I stared up at the crucifix– unremarkable cast metal with the corpus looking clean and stoic. I wished it was a little more realistic. I wished I could see His suffering. There are infinite lessons to be learned from the Passion of Christ.  I think that one of them is what the church is like– not the Church as Christ intended, the Church when she teaches, the Church as she will be in Heaven, but the church as we see one another on earth. The members of the Body of Christ hurt one another. They fight, over pointless things and weighty things, and they let the pointless and the weighty things be excuses for their lack of charity. They gossip and judge. They humiliate and take delight in others’ humiliation. They are racists and bigots of every kind. They neglect. They abuse. People are driven away from the Church. People have been driven to suicide. People have been tortured and killed.

People who bear the everlasting seal of Baptism have done these things to one another. We have to accept that, because it’s the truth. Through our fault, through our fault, through our most grievous fault, we have tortured the Body of Christ.

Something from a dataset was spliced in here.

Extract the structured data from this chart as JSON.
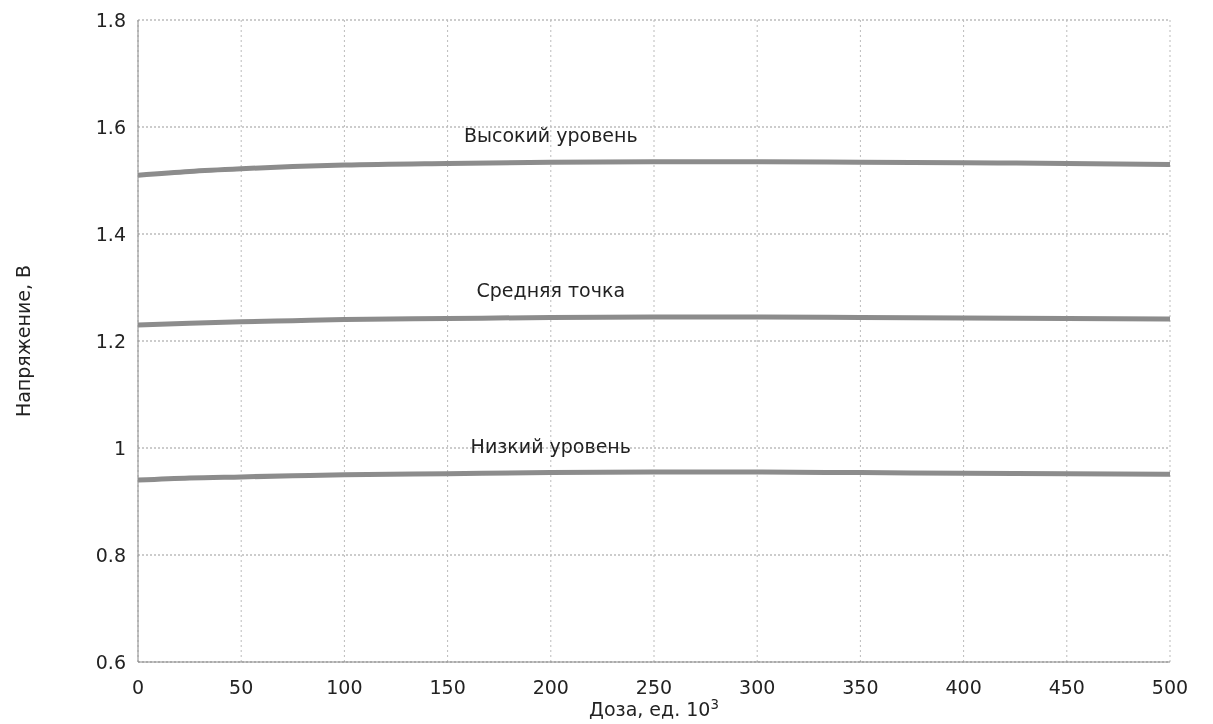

Our Lord’s precious Body is broken and torn, torn so that every movement was anguish and there wasn’t a sound place. His skin hung off in rags, as if the members of His body were at war with one another. It’s as though they hate each other and are trying to peel His flesh off bit by bit.  Get out. We don’t want you here. You’re not a real member of the Body of Christ. You are too loud. You are ugly. You don’t speak the right language. You sin differently than we do. We don’t accept Gentiles. We don’t accept Slavs, blacks, Indians, migrants, Jews, poor white trash. You’re family isn’t big enough. You’re not trying hard enough. You’re a burden. You shock us. Your past is scandalous. We ought to throw you out of the house. 

Last of all, they pierced His heart, and out ran blood and water.

He forgave them, and still does. He didn’t return to be crucified again, and abuse victims have no duty to return to their abusers to be hurt again. But He forgave them, and prayed that the Father would pardon them. If they come to Him, repentant, He will give them the Bread of Heaven at His Father’s table.

This is also Gospel.

I prayed the Lord’s prayer, earnestly. Forgive us our trespasses, as we forgive those who trespass against us. I offered my hand to strangers at the kiss of peace. I received the Living God and was one in Christ with ever person who has ever come to that table.

The church had seemed neither beautiful nor ugly. Now, it was both.